Comment 6 for bug 1785816

Revision history for this message
Colin Ian King (colin-king) wrote :

With config CONFIG_NETWORK_PHY_TIMESTAMPING enabled, the calls to skb_clone_tx_timestamp() and skb_defer_rx_timestamp() are enabled (these normally are empty inlined no-op functions). The overhead from what I can see is very small, for example for the tx path:

static unsigned int classify(const struct sk_buff *skb)
{
        if (likely(skb->dev && skb->dev->phydev &&
                   skb->dev->phydev->drv))
                return ptp_classify_raw(skb);
        else
                return PTP_CLASS_NONE;
}

void skb_clone_tx_timestamp(struct sk_buff *skb)
{
        struct phy_device *phydev;
        struct sk_buff *clone;
        unsigned int type;

        if (!skb->sk)
                return;

        type = classify(skb);
        if (type == PTP_CLASS_NONE)
                return;

        phydev = skb->dev->phydev;
        if (likely(phydev->drv->txtstamp)) {
                clone = skb_clone_sk(skb);
                if (!clone)
                        return;
                phydev->drv->txtstamp(phydev, clone, type);
        }
}

The classify() call is an overhead that runs a minimal BPF dissector to classify a network packet to
determine the PTP class. For the default non PTP case this returns PTP_CLASS_NONE. The BPF classifier is just 3-4 BPF branches (depending on the protocol), so it's a very small overhead per packet in the default non-PTP cases.
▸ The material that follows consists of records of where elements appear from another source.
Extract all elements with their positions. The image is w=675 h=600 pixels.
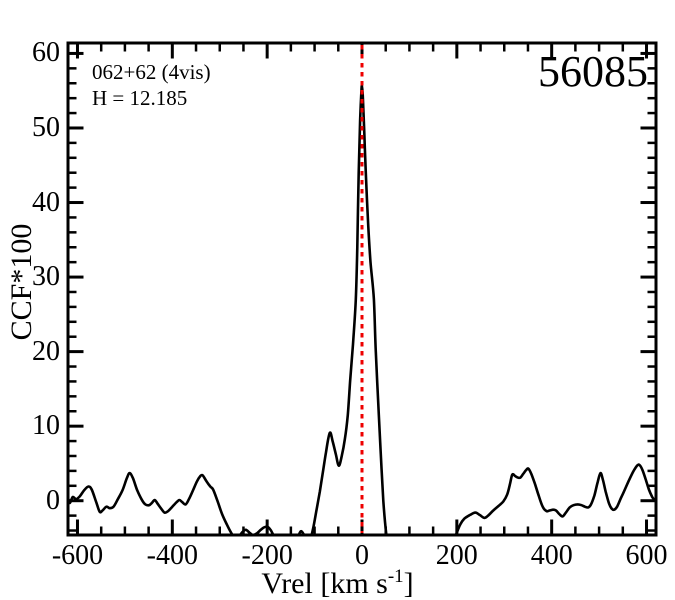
y-tick-label: 30 (32, 261, 60, 293)
x-tick-label: 200 (435, 540, 478, 571)
magnitude-annotation: H = 12.185 (92, 86, 188, 110)
x-axis-title-end: ] (403, 567, 414, 600)
x-tick-label: -600 (51, 540, 104, 571)
field-id-annotation: 062+62 (4vis) (92, 60, 211, 84)
y-tick-label: 0 (46, 484, 60, 516)
ccf-curve (69, 84, 655, 534)
x-tick-label: 600 (625, 540, 668, 571)
x-axis-title-main: Vrel [km s (261, 567, 388, 600)
x-tick-label: -400 (146, 540, 198, 571)
y-tick-label: 60 (32, 37, 60, 69)
axis-ticks (69, 44, 655, 534)
x-tick-label: 400 (530, 540, 573, 571)
plot-title-mjd: 56085 (538, 47, 648, 96)
y-tick-label: 20 (32, 335, 60, 367)
y-tick-label: 50 (32, 112, 60, 143)
x-tick-label: 0 (355, 540, 369, 571)
y-tick-label: 40 (32, 186, 60, 218)
x-axis-title-exponent: -1 (387, 566, 404, 587)
y-tick-label: 10 (32, 410, 60, 442)
x-tick-label: -200 (241, 540, 293, 571)
x-axis-title: Vrel [km s-1] (0, 566, 675, 600)
plot-frame (66, 41, 658, 537)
I ran some perf timings on TCP data being sent and received to a host over a 100 Mbit/s ethernet between to 8 thread Xeon servers and measured CPU cycles, instruction and branch activity with perf. 1 GB of raw data was transferred to/from the machines using netcat on otherwises idle systems. Each test was run 10 times and the average, standard deviation (population) and % standard deviation was computed.

I compared a default 4.17.0-6-generic Ubuntu Cosmic kernel against the same kernel with CONFIG_NETWORK_PHY_TIMESTAMPING. I could not observe any noticeable impact with the CONFIG_NETWORK_PHY_TIMESTAMPING config - mainly because the noise in the perf measurements was larger than any detectable difference (see the % standard deviation rates).

Since I can't easily measure the performance impact any more accurately than instruction and branch counts, I conclude that the impact of this config is not easily measurable and too small to be a concern.

Data in a libreoffice spread sheet is attached.

I therefore deem this config is OK to be enabled for by default for our kernels.